Now, as we can see, this model has an ~85% accuracy rating (Note: This will most certainly be different for you, but shouldn't be more than like 5% off), which is honestly atrocious as far as MNIST goes. In general, however, it's not a bad score. With that said, let's draw up the confusion matrix.

In [None]:
import seaborn as sns
from sklearn.metrics import confusion_matrix

def plot_confmat(true_labels, pred_labels):
    """
    Plots a confusion matrix from given data
    """
    fig2, ax = plt.subplots(1, 1, num=2, figsize=(10, 10))
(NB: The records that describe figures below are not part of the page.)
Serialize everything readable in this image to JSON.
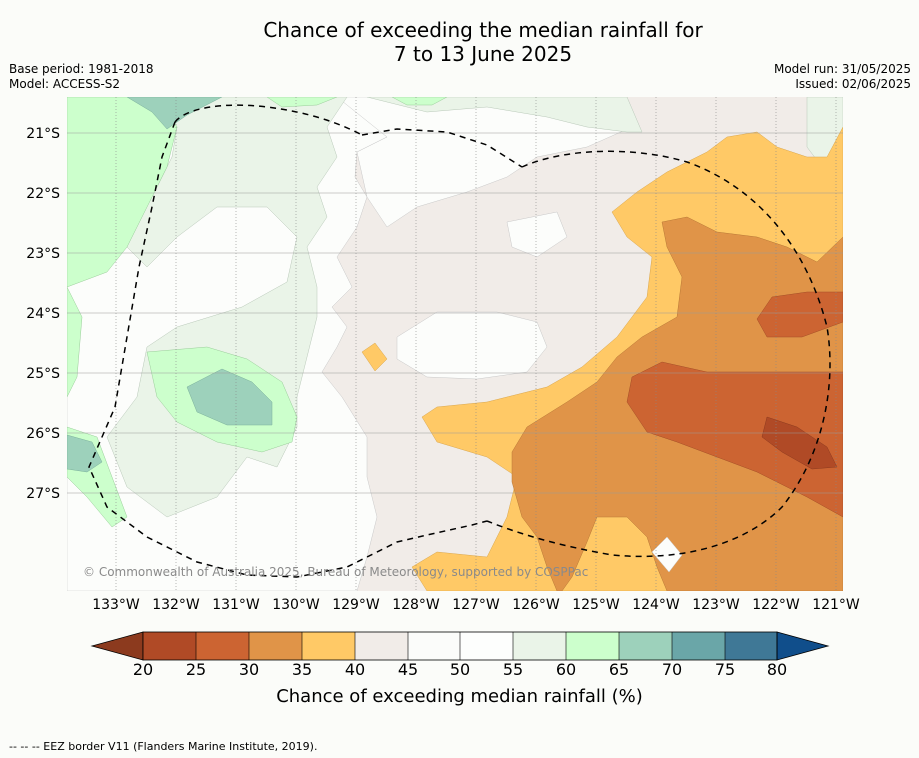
{
  "title_line1": "Chance of exceeding the median rainfall for",
  "title_line2": "7 to 13 June 2025",
  "base_period": "Base period: 1981-2018",
  "model": "Model: ACCESS-S2",
  "model_run": "Model run: 31/05/2025",
  "issued": "Issued: 02/06/2025",
  "lat_labels": [
    "21°S",
    "22°S",
    "23°S",
    "24°S",
    "25°S",
    "26°S",
    "27°S"
  ],
  "lon_labels": [
    "133°W",
    "132°W",
    "131°W",
    "130°W",
    "129°W",
    "128°W",
    "127°W",
    "126°W",
    "125°W",
    "124°W",
    "123°W",
    "122°W",
    "121°W"
  ],
  "copyright": "© Commonwealth of Australia 2025, Bureau of Meteorology, supported by COSPPac",
  "colorbar": {
    "ticks": [
      "20",
      "25",
      "30",
      "35",
      "40",
      "45",
      "50",
      "55",
      "60",
      "65",
      "70",
      "75",
      "80"
    ],
    "title": "Chance of exceeding median rainfall (%)",
    "colors": {
      "below20": "#8c3a1e",
      "20-25": "#b04a26",
      "25-30": "#cc6432",
      "30-35": "#e09448",
      "35-40": "#ffc966",
      "40-45": "#f1ece8",
      "45-50": "#fbfcfa",
      "50-55": "#fdfefd",
      "55-60": "#eaf4e8",
      "60-65": "#ccffcc",
      "65-70": "#9dd1bb",
      "70-75": "#6aa6a8",
      "75-80": "#3f7896",
      "above80": "#104e8b"
    }
  },
  "legend_note": "--  --  -- EEZ border V11 (Flanders Marine Institute, 2019)."
}
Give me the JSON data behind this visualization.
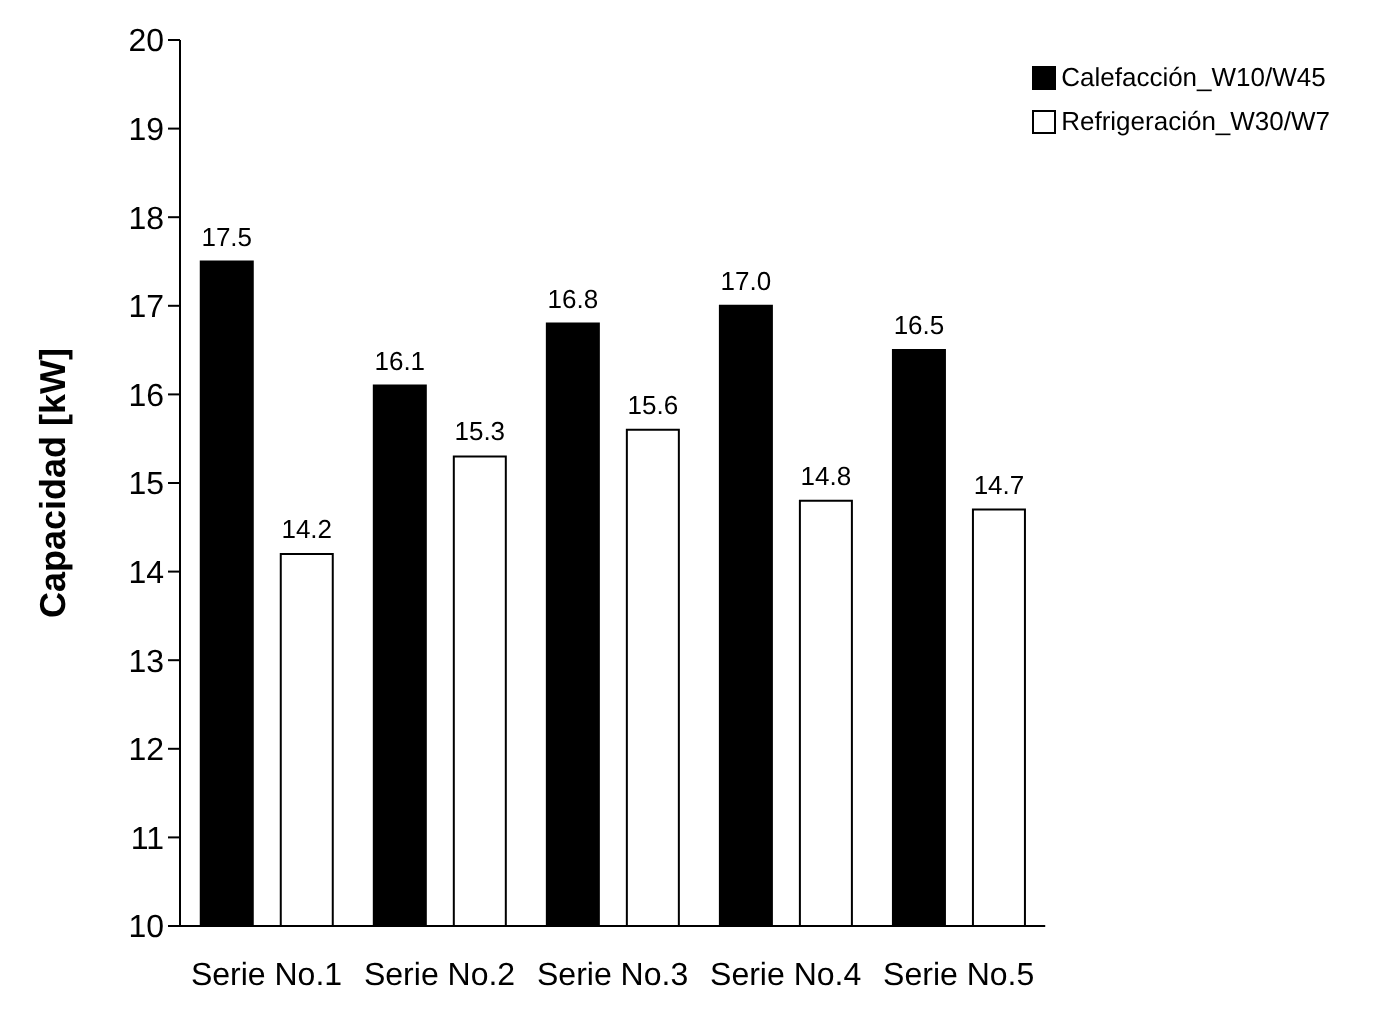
{
  "chart_data": {
    "type": "bar",
    "ylabel": "Capacidad [kW]",
    "categories": [
      "Serie No.1",
      "Serie No.2",
      "Serie No.3",
      "Serie No.4",
      "Serie No.5"
    ],
    "series": [
      {
        "name": "Calefacción_W10/W45",
        "color": "#000000",
        "values": [
          17.5,
          16.1,
          16.8,
          17.0,
          16.5
        ],
        "value_labels": [
          "17.5",
          "16.1",
          "16.8",
          "17.0",
          "16.5"
        ]
      },
      {
        "name": "Refrigeración_W30/W7",
        "color": "#ffffff",
        "values": [
          14.2,
          15.3,
          15.6,
          14.8,
          14.7
        ],
        "value_labels": [
          "14.2",
          "15.3",
          "15.6",
          "14.8",
          "14.7"
        ]
      }
    ],
    "ylim": [
      10,
      20
    ],
    "yticks": [
      10,
      11,
      12,
      13,
      14,
      15,
      16,
      17,
      18,
      19,
      20
    ],
    "grid": false,
    "legend": "top right"
  }
}
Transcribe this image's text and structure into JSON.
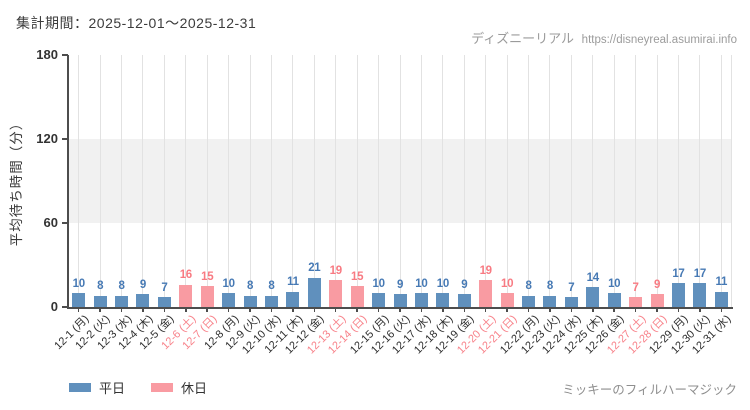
{
  "header": {
    "title": "集計期間：2025-12-01～2025-12-31",
    "watermark_site": "ディズニーリアル",
    "watermark_url": "https://disneyreal.asumirai.info"
  },
  "chart_data": {
    "type": "bar",
    "title": "",
    "xlabel": "",
    "ylabel": "平均待ち時間（分）",
    "ylim": [
      0,
      180
    ],
    "yticks": [
      0,
      60,
      120,
      180
    ],
    "shaded_band": [
      60,
      120
    ],
    "grid": "vertical-per-category",
    "legend_position": "bottom-left",
    "categories": [
      "12-1 (月)",
      "12-2 (火)",
      "12-3 (水)",
      "12-4 (木)",
      "12-5 (金)",
      "12-6 (土)",
      "12-7 (日)",
      "12-8 (月)",
      "12-9 (火)",
      "12-10 (水)",
      "12-11 (木)",
      "12-12 (金)",
      "12-13 (土)",
      "12-14 (日)",
      "12-15 (月)",
      "12-16 (火)",
      "12-17 (水)",
      "12-18 (木)",
      "12-19 (金)",
      "12-20 (土)",
      "12-21 (日)",
      "12-22 (月)",
      "12-23 (火)",
      "12-24 (水)",
      "12-25 (木)",
      "12-26 (金)",
      "12-27 (土)",
      "12-28 (日)",
      "12-29 (月)",
      "12-30 (火)",
      "12-31 (水)"
    ],
    "values": [
      10,
      8,
      8,
      9,
      7,
      16,
      15,
      10,
      8,
      8,
      11,
      21,
      19,
      15,
      10,
      9,
      10,
      10,
      9,
      19,
      10,
      8,
      8,
      7,
      14,
      10,
      7,
      9,
      17,
      17,
      11
    ],
    "day_types": [
      "weekday",
      "weekday",
      "weekday",
      "weekday",
      "weekday",
      "holiday",
      "holiday",
      "weekday",
      "weekday",
      "weekday",
      "weekday",
      "weekday",
      "holiday",
      "holiday",
      "weekday",
      "weekday",
      "weekday",
      "weekday",
      "weekday",
      "holiday",
      "holiday",
      "weekday",
      "weekday",
      "weekday",
      "weekday",
      "weekday",
      "holiday",
      "holiday",
      "weekday",
      "weekday",
      "weekday"
    ],
    "legend": [
      {
        "label": "平日",
        "type": "weekday"
      },
      {
        "label": "休日",
        "type": "holiday"
      }
    ],
    "colors": {
      "weekday_bar": "#6090bd",
      "weekday_value_label": "#4679b4",
      "holiday_bar": "#f99ba2",
      "holiday_value_label": "#f87a82",
      "band": "#f1f1f1",
      "gridline": "#e2e2e2",
      "axis": "#4d4d4d"
    }
  },
  "footer": {
    "attraction": "ミッキーのフィルハーマジック"
  }
}
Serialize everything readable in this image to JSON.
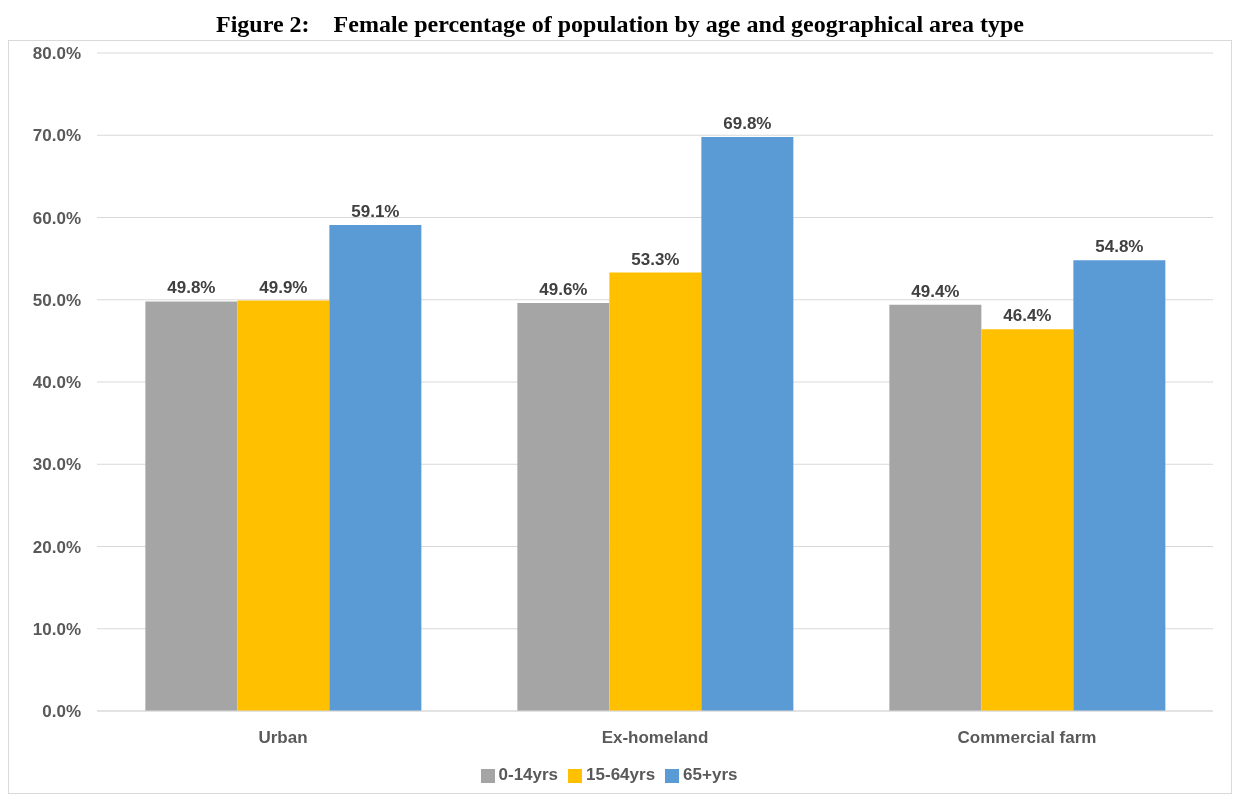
{
  "chart_data": {
    "type": "bar",
    "title": "Figure 2: Female percentage of population by age and geographical area type",
    "categories": [
      "Urban",
      "Ex-homeland",
      "Commercial farm"
    ],
    "series": [
      {
        "name": "0-14yrs",
        "color": "#a5a5a5",
        "values": [
          49.8,
          49.6,
          49.4
        ],
        "value_labels": [
          "49.8%",
          "49.6%",
          "49.4%"
        ]
      },
      {
        "name": "15-64yrs",
        "color": "#ffc000",
        "values": [
          49.9,
          53.3,
          46.4
        ],
        "value_labels": [
          "49.9%",
          "53.3%",
          "46.4%"
        ]
      },
      {
        "name": "65+yrs",
        "color": "#5b9bd5",
        "values": [
          59.1,
          69.8,
          54.8
        ],
        "value_labels": [
          "59.1%",
          "69.8%",
          "54.8%"
        ]
      }
    ],
    "ylim": [
      0,
      80
    ],
    "yticks": [
      {
        "value": 0,
        "label": "0.0%"
      },
      {
        "value": 10,
        "label": "10.0%"
      },
      {
        "value": 20,
        "label": "20.0%"
      },
      {
        "value": 30,
        "label": "30.0%"
      },
      {
        "value": 40,
        "label": "40.0%"
      },
      {
        "value": 50,
        "label": "50.0%"
      },
      {
        "value": 60,
        "label": "60.0%"
      },
      {
        "value": 70,
        "label": "70.0%"
      },
      {
        "value": 80,
        "label": "80.0%"
      }
    ],
    "grid": "y",
    "legend": "bottom"
  }
}
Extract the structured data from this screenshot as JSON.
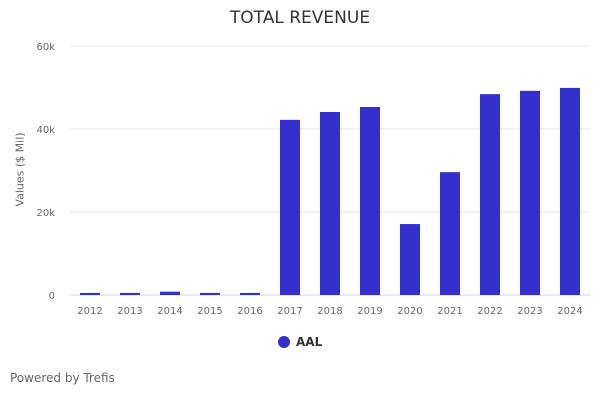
{
  "chart_data": {
    "type": "bar",
    "title": "TOTAL REVENUE",
    "xlabel": "",
    "ylabel": "Values ($ Mil)",
    "categories": [
      "2012",
      "2013",
      "2014",
      "2015",
      "2016",
      "2017",
      "2018",
      "2019",
      "2020",
      "2021",
      "2022",
      "2023",
      "2024"
    ],
    "series": [
      {
        "name": "AAL",
        "color": "#3330cc",
        "values": [
          500,
          500,
          800,
          500,
          500,
          42200,
          44100,
          45300,
          17100,
          29600,
          48400,
          49200,
          49900
        ]
      }
    ],
    "ylim": [
      0,
      60000
    ],
    "yticks": [
      0,
      20000,
      40000,
      60000
    ],
    "ytick_labels": [
      "0",
      "20k",
      "40k",
      "60k"
    ],
    "grid": true,
    "legend": "bottom-center"
  },
  "footer": {
    "credit": "Powered by Trefis"
  }
}
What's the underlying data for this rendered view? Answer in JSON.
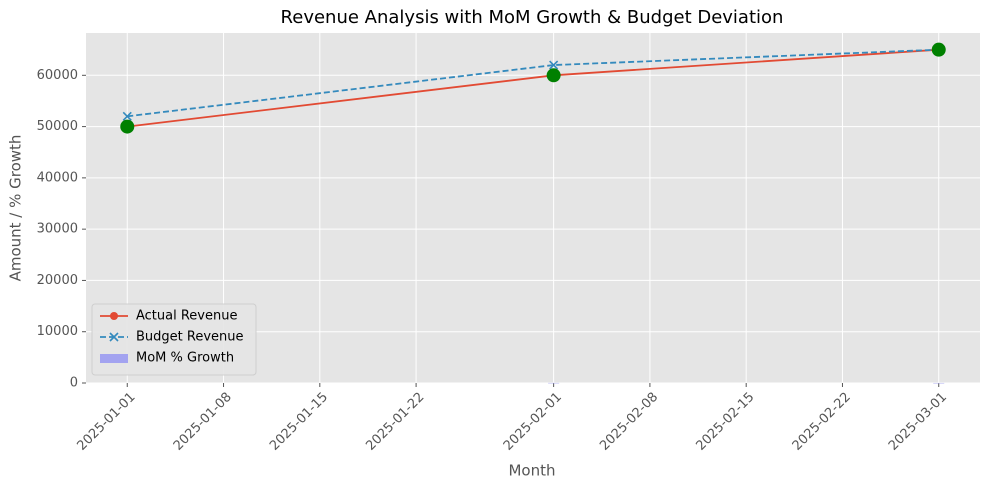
{
  "chart_data": {
    "type": "line",
    "title": "Revenue Analysis with MoM Growth & Budget Deviation",
    "x_label": "Month",
    "y_label": "Amount / % Growth",
    "x": [
      "2025-01-01",
      "2025-02-01",
      "2025-03-01"
    ],
    "series": [
      {
        "name": "Actual Revenue",
        "color": "#E24A33",
        "marker": "o",
        "linestyle": "solid",
        "values": [
          50000,
          60000,
          65000
        ]
      },
      {
        "name": "Budget Revenue",
        "color": "#348ABD",
        "marker": "x",
        "linestyle": "dashed",
        "values": [
          52000,
          62000,
          65000
        ]
      },
      {
        "name": "MoM % Growth",
        "color": "#a3a3f0",
        "kind": "bar",
        "values": [
          null,
          20,
          8.33
        ]
      }
    ],
    "highlight_color": "#008000",
    "xlim": [
      "2024-12-29",
      "2025-03-04"
    ],
    "xticks": [
      "2025-01-01",
      "2025-01-08",
      "2025-01-15",
      "2025-01-22",
      "2025-02-01",
      "2025-02-08",
      "2025-02-15",
      "2025-02-22",
      "2025-03-01"
    ],
    "ylim": [
      0,
      68250
    ],
    "yticks": [
      0,
      10000,
      20000,
      30000,
      40000,
      50000,
      60000
    ],
    "grid": true,
    "legend": "lower left"
  }
}
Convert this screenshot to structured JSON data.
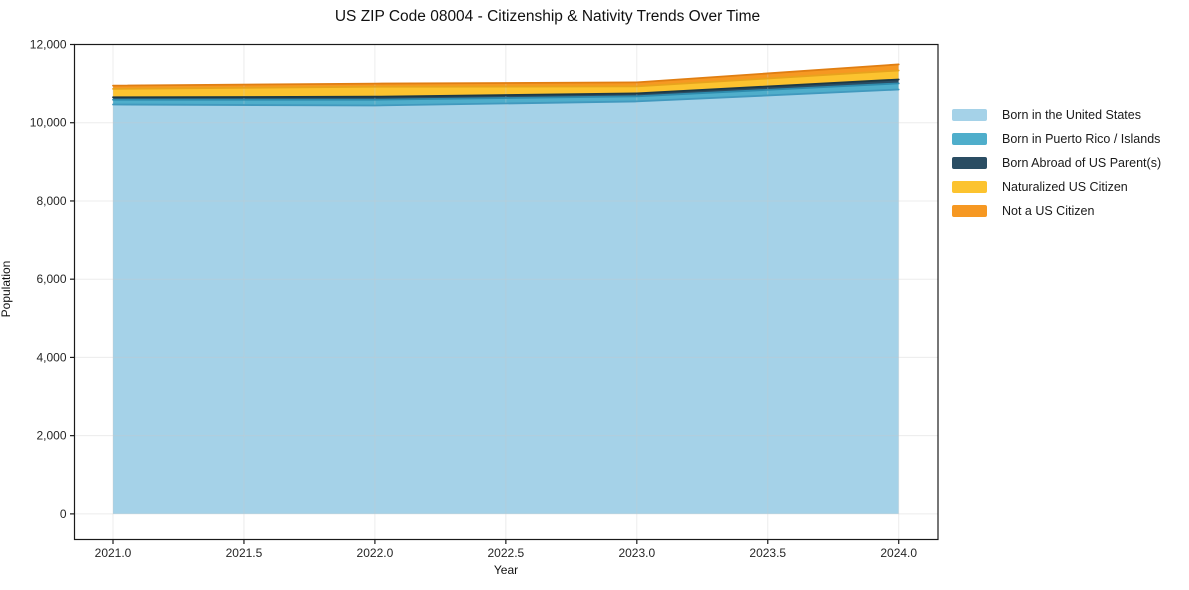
{
  "chart_data": {
    "type": "area",
    "stacked": true,
    "title": "US ZIP Code 08004 - Citizenship & Nativity Trends Over Time",
    "xlabel": "Year",
    "ylabel": "Population",
    "x": [
      2021,
      2022,
      2023,
      2024
    ],
    "series": [
      {
        "name": "Born in the United States",
        "color": "#A5D2E8",
        "edge": "#4199BE",
        "values": [
          10465,
          10440,
          10545,
          10850
        ]
      },
      {
        "name": "Born in Puerto Rico / Islands",
        "color": "#4FAECB",
        "edge": "#2E8BAD",
        "values": [
          125,
          150,
          130,
          155
        ]
      },
      {
        "name": "Born Abroad of US Parent(s)",
        "color": "#2A4D63",
        "edge": "#1C3947",
        "values": [
          60,
          75,
          75,
          100
        ]
      },
      {
        "name": "Naturalized US Citizen",
        "color": "#FCC32F",
        "edge": "#E8A31D",
        "values": [
          215,
          255,
          180,
          230
        ]
      },
      {
        "name": "Not a US Citizen",
        "color": "#F69822",
        "edge": "#E07E12",
        "values": [
          85,
          80,
          100,
          155
        ]
      }
    ],
    "x_ticks": [
      "2021.0",
      "2021.5",
      "2022.0",
      "2022.5",
      "2023.0",
      "2023.5",
      "2024.0"
    ],
    "x_tick_values": [
      2021,
      2021.5,
      2022,
      2022.5,
      2023,
      2023.5,
      2024
    ],
    "y_ticks": [
      "0",
      "2,000",
      "4,000",
      "6,000",
      "8,000",
      "10,000",
      "12,000"
    ],
    "y_tick_values": [
      0,
      2000,
      4000,
      6000,
      8000,
      10000,
      12000
    ],
    "xlim": [
      2020.853,
      2024.15
    ],
    "ylim": [
      -655,
      12000
    ],
    "grid": true,
    "legend_position": "right",
    "spine_color": "#1a1a1a",
    "grid_color": "#c9c9c9"
  }
}
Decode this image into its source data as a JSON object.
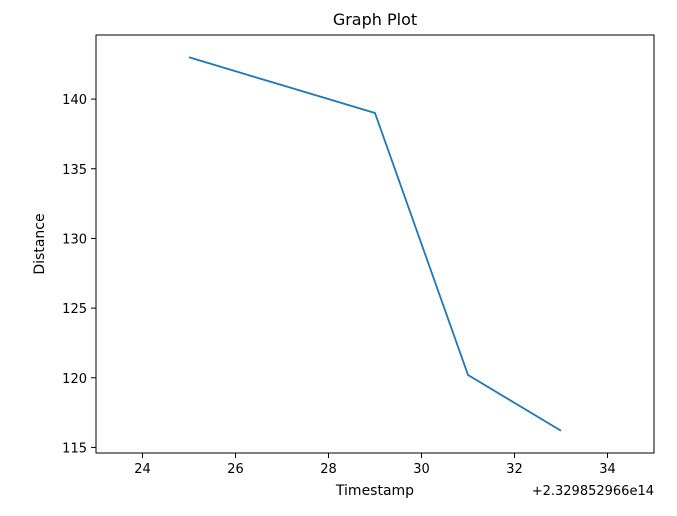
{
  "chart_data": {
    "type": "line",
    "title": "Graph Plot",
    "xlabel": "Timestamp",
    "ylabel": "Distance",
    "x_offset_label": "+2.329852966e14",
    "xlim": [
      23.0,
      35.0
    ],
    "ylim": [
      114.6,
      144.6
    ],
    "xticks": [
      24,
      26,
      28,
      30,
      32,
      34
    ],
    "yticks": [
      115,
      120,
      125,
      130,
      135,
      140
    ],
    "grid": false,
    "series": [
      {
        "color": "#1f77b4",
        "x": [
          25.0,
          27.0,
          29.0,
          31.0,
          33.0
        ],
        "y": [
          143.0,
          141.0,
          139.0,
          120.2,
          116.2
        ]
      }
    ]
  }
}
    cm = confusion_matrix(true_labels, pred_labels)
    cm_norm = cm.astype('float') / cm.sum(axis=1)[:, np.newaxis]  # normalize the confusion matrix
    for pair in np.argwhere(np.isnan(cm_norm)):
        cm_norm[pair[0]][pair[1]] = 0

    annot = np.zeros_like(cm, dtype=object)
    for i in range(annot.shape[0]):  # Creates an annotation array for the heatmap
        for j in range(annot.shape[1]):
            annot[i][j] = f'{cm[i][j]}\n{round(cm_norm[i][j] * 100, ndigits=3)}%'

    ax = sns.heatmap(cm_norm, annot=annot, fmt='', cbar=True, cmap=plt.cm.magma, vmin=0, ax=ax) # plot the confusion matrix

    ax.set(xlabel='Predicted Label', ylabel='Actual Label')

    fig2.tight_layout()

plot_confmat(y_test, y_pred)

(sidenote: feel free to steal this function, I'll take hot chocolate as royalties)

Now the confusion matrix demonstrates the problems here. As we can see, the model downright terrible accuracy when predicting classes 8 and 9. As such, in order to get a better model, we'd need to find a way to fix this. Notice that we would not have seen this if we took the overall accuracy score at face value.